10/12/2021
User-defined scalar functions (scalar UDFs) provide SQL Server developers with an excellent means to organizer and re-use code. Unfortunately, these benefits often come at the price of poor, and in many cases horrendous, performance.
Froid is a technology arising from Microsoft Research that addresses these performance problems with novel optimization techniques. In SQL Server 2019, this optimization can be observed in the execution of scalar functions that execute database queries as a part of their functionality.
The Problem
Since the introduction of SQL Server user-defined scalar functions, the query optimizer has simply invoked the functions without considering what the functions actually do. If a SELECT statement containing a UDF returns a thousand rows, the function code is likely to execute a thousand times. If the function code executes its own SELECT statement, this statement may also execute a thousand times, even when once might be sufficient in an appropriately optimized query. The word quickly went out: "Never access the database from within scalar UDF code!"
Enter Froid
In SQL Server 2019, Froid technology is applied to this problem with great benefit. Let's explore a query using the Learning Tree "Bigwind" database, which has the same table structure as Microsoft's class Northwind, but which was designed to illustrate poor performance. We'll start by creating a scalar UDF that accesses a database.
/*****************************************************************/
SET STATISTICS IO ON
SET STATISTICS TIME ON
/*****************************************************************/
GO
CREATE FUNCTION OrderTotal(@OrderID INT)
Returns Money
AS
BEGIN
DECLARE @Total MONEY
SELECT @Total = CAST(SUM(UnitPrice * Quantity * (1 - Discount))AS MONEY) FROM [Order Details]
WHERE OrderID = @OrderID
RETURN @Total
END
GO
Here we have a query that uses the scalar UDF.
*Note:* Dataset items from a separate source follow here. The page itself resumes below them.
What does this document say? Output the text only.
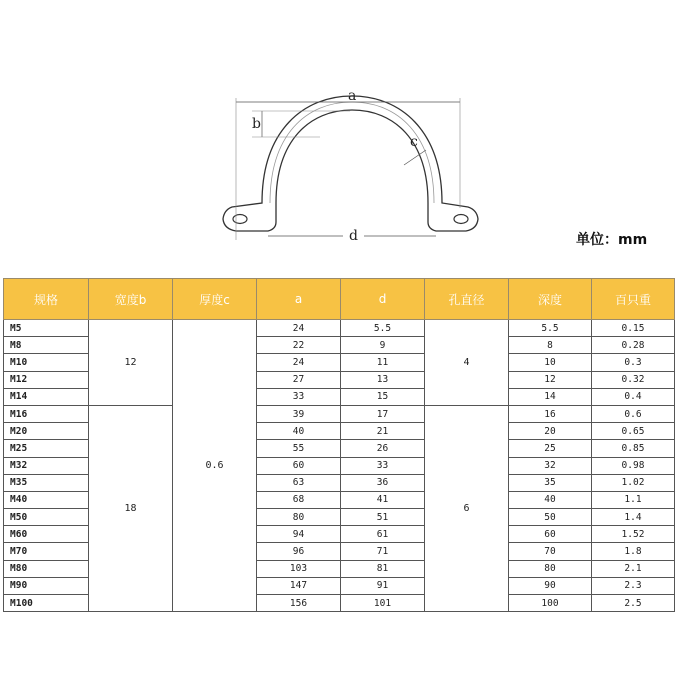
a
b
c
d	单位：mm
规格	宽度b	厚度c	a	d	孔直径	深度	百只重
M5	12	0.6	24	5.5	4	5.5	0.15
M8			22	9		8	0.28
M10			24	11		10	0.3
M12			27	13		12	0.32
M14			33	15		14	0.4
M16	18		39	17	6	16	0.6
M20			40	21		20	0.65
M25			55	26		25	0.85
M32			60	33		32	0.98
M35			63	36		35	1.02
M40			68	41		40	1.1
M50			80	51		50	1.4
M60			94	61		60	1.52
M70			96	71		70	1.8
M80			103	81		80	2.1
M90			147	91		90	2.3
M100			156	101		100	2.5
SELECT OrderID, OrderDate, dbo.OrderTotal(OrderID) FROM Orders
Here we have a query that returns the same rows, but obtains the desired results using a join rather than calling the UDF.
SELECT o.OrderID, o.OrderDate,
CAST(SUM(UnitPrice * Quantity * (1 - Discount))AS MONEY)
FROM [Order Details] od
RIGHT JOIN Orders o
ON o.OrderID = od.OrderID
GROUP BY o.OrderID, o.OrderDate
When we run these two queries together using compatibility level 140, i.e. SQL Server 2017, most indications are that the UDF is better. The estimated cost is lower and STATISTICS IO reports fewer page reads. But this is an illusion. Since the optimizer does not notice the SELECT statement in the UDF, the page reads and the executed cost are not only wrong, they are very wrong. The execution time provides incontrovertible evidence: the query calling the UDF took 8263 ms in this test, compared with 945 ms for the conventional JOIN.
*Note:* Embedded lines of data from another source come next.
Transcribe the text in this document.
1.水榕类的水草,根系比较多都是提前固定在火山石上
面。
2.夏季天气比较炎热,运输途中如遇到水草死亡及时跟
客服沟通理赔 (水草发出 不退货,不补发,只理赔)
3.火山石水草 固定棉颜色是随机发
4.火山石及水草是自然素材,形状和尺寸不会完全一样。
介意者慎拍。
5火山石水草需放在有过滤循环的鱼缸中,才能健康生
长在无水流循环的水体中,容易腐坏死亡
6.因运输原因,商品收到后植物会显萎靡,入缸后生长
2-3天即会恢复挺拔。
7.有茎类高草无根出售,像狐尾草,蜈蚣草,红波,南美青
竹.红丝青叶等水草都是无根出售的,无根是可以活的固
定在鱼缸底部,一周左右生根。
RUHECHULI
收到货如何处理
We can run the same test again after adjusting the compatibility level to 150 (SQL Server 2019). The astute reader will notice subtle changes in the query plan for the UDF query. Curiously, excessive logical reads are reported, but the roughly ten-fold improvement in performance can be readily noticed by a human without a stopwatch. If you want a number, in this test was 958 milliseconds for the UDF and 892 milliseconds for the classic JOIN. Of course, measured times will vary with each execution.
Repeated tests confirm that, on average, the traditional JOIN is still marginally better in this test.
Conclusion
Since the JOIN in this test is classic highly-optimized declarative code, it would be unreasonable to expect the UDF to perform better. But in his first contact with the world of production databases, Froid seems to have resolved a serious neurosis suffered by the query optimizer and has removed a major impediment to the practical use of scalar UDFs. Hopefully continued development of Froid technology will continue to yield benefits for code execution within functions and stored procedures.